Coming back from our field trip in Chinchero after a fun and exhilarating day, these girls couldn’t stay seated for all the singing and dancing they were doing.
You see when Kat and I plan a field trip we go ALL OUT. There is no holding back from our girls the opportunities we think they deserve a chance to experience.
Virgen del Rosario was the school we chose to take paddle boarding in the town of Chinchero for their first field trip of the year with us. When we told the girls about the field trip a few weeks ago we received the expected chorus of little girl screams. When we asked if they understood what paddle boarding was, our ears were impaled by another round of excited screams.
These girls had no idea what they were about to experience.
The Saturday of the field trip rolled around and we arrived at 8:00am to the school where 15 girls stood on the knoll eagerly looking down the hill for our arrival. We piled into vans and took off on our hour drive to Chinchero.
Once there the girls couldn’t wait to see what a “paddle” was. Alvaro, the owner of SUP Cusco had the girls stand in two groups to start the day, one group was the group that knew how to swim, the second group were the ones who didn’t. Only Kat and I stood in the group that knew how to swim.
This was going to be interesting.
Despite their inability to swim and inexperience with a paddle board they fearlessly began making their way out to the center of the lake, some with a bit more success than others.
Eventually we all made it out and slowly we encouraged the girls to stand up on their feet and find their balance.

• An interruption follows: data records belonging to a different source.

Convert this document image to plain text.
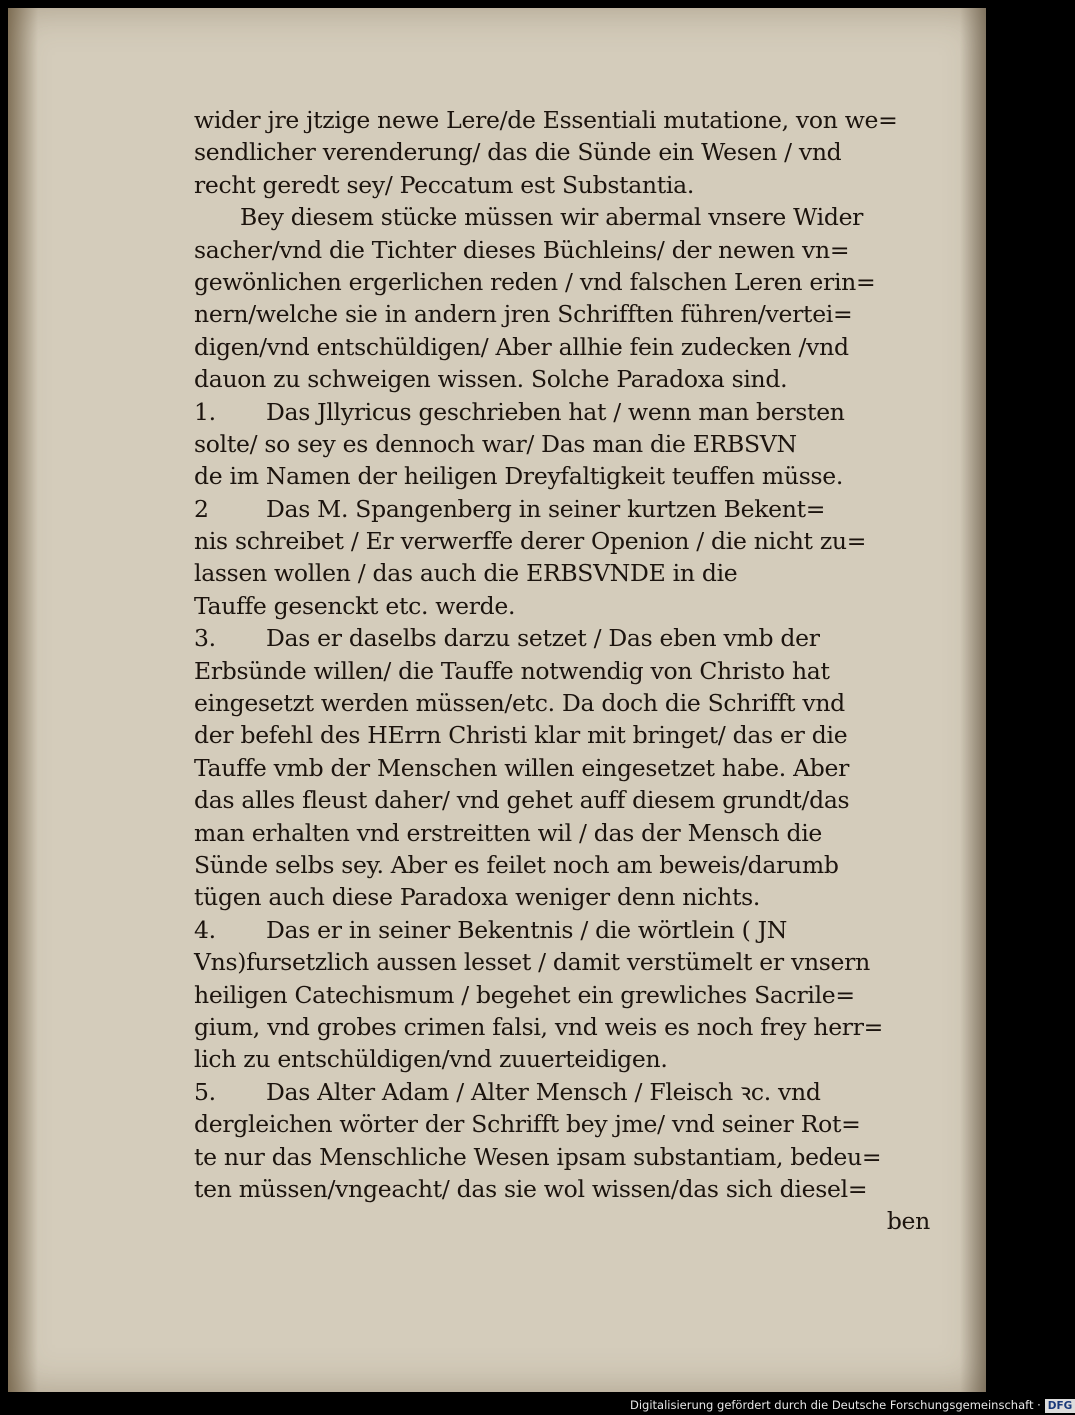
wider jre jtzige newe Lere/de Essentiali mutatione, von we=
sendlicher verenderung/ das die Sünde ein Wesen / vnd
recht geredt sey/ Peccatum est Substantia.
Bey diesem stücke müssen wir abermal vnsere Wider
sacher/vnd die Tichter dieses Büchleins/ der newen vn=
gewönlichen ergerlichen reden / vnd falschen Leren erin=
nern/welche sie in andern jren Schrifften führen/vertei=
digen/vnd entschüldigen/ Aber allhie fein zudecken /vnd
dauon zu schweigen wissen. Solche Paradoxa sind.
1. Das Jllyricus geschrieben hat / wenn man bersten
solte/ so sey es dennoch war/ Das man die ERBSVN
de im Namen der heiligen Dreyfaltigkeit teuffen müsse.
2 Das M. Spangenberg in seiner kurtzen Bekent=
nis schreibet / Er verwerffe derer Openion / die nicht zu=
lassen wollen / das auch die ERBSVNDE in die
Tauffe gesenckt etc. werde.
3. Das er daselbs darzu setzet / Das eben vmb der
Erbsünde willen/ die Tauffe notwendig von Christo hat
eingesetzt werden müssen/etc. Da doch die Schrifft vnd
der befehl des HErrn Christi klar mit bringet/ das er die
Tauffe vmb der Menschen willen eingesetzet habe. Aber
das alles fleust daher/ vnd gehet auff diesem grundt/das
man erhalten vnd erstreitten wil / das der Mensch die
Sünde selbs sey. Aber es feilet noch am beweis/darumb
tügen auch diese Paradoxa weniger denn nichts.
4. Das er in seiner Bekentnis / die wörtlein ( JN
Vns)fursetzlich aussen lesset / damit verstümelt er vnsern
heiligen Catechismum / begehet ein grewliches Sacrile=
gium, vnd grobes crimen falsi, vnd weis es noch frey herr=
lich zu entschüldigen/vnd zuuerteidigen.
5. Das Alter Adam / Alter Mensch / Fleisch ꝛc. vnd
dergleichen wörter der Schrifft bey jme/ vnd seiner Rot=
te nur das Menschliche Wesen ipsam substantiam, bedeu=
ten müssen/vngeacht/ das sie wol wissen/das sich diesel=
ben
Digitalisierung gefördert durch die Deutsche Forschungsgemeinschaft · DFG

Soledad made it up first and she just took off becoming our paddle boarding machine of the day. The others took their time. Then…
The first fall of the day and the first girl in the water. Zayeli bobbed on the surface of the water surprised, but realizing she was floating and ok she began to smile. The others soon began to wonder: What does the water feel like? Will I float too?
I paddled over to our littlelest Chica Dinamica, Luz Anel, and asked her if she’d ever been swimming before. She said no. So I asked if she’d like to try today. She looked at me a little scared and asked, “¿Voy a hundir?” (will I sink?). I told her to watch me first as I slid off my board and into the water. She looked with excitement and fear, but got down on her knees. “¿Quieres que to ayudo?” (do you want me to help you?). “Tengo miedo” (I’m scared). I told her, “I know Luz, it’s ok. But being afraid doesn’t mean you don’t have courage. Grab my hand. I’ve got you.”
She wrapped both her arms around my neck and it’s a good thing she was so tiny or I might have gone under. We counted to three and she let herself fall into the water for the first time in her life. She did it! She faced her fear! And her little arms of courage were wrapped around my neck making me humbled to know I was experiencing this special moment with her.
So many other “Luz Anels” got their chance to be courageous despite their fears that day. That’s what our job is all about. Standing back, arms, crossed, smiling, and thinking to ourselves, “Those are our girls. They did it!” And that is something worth singing and dancing about.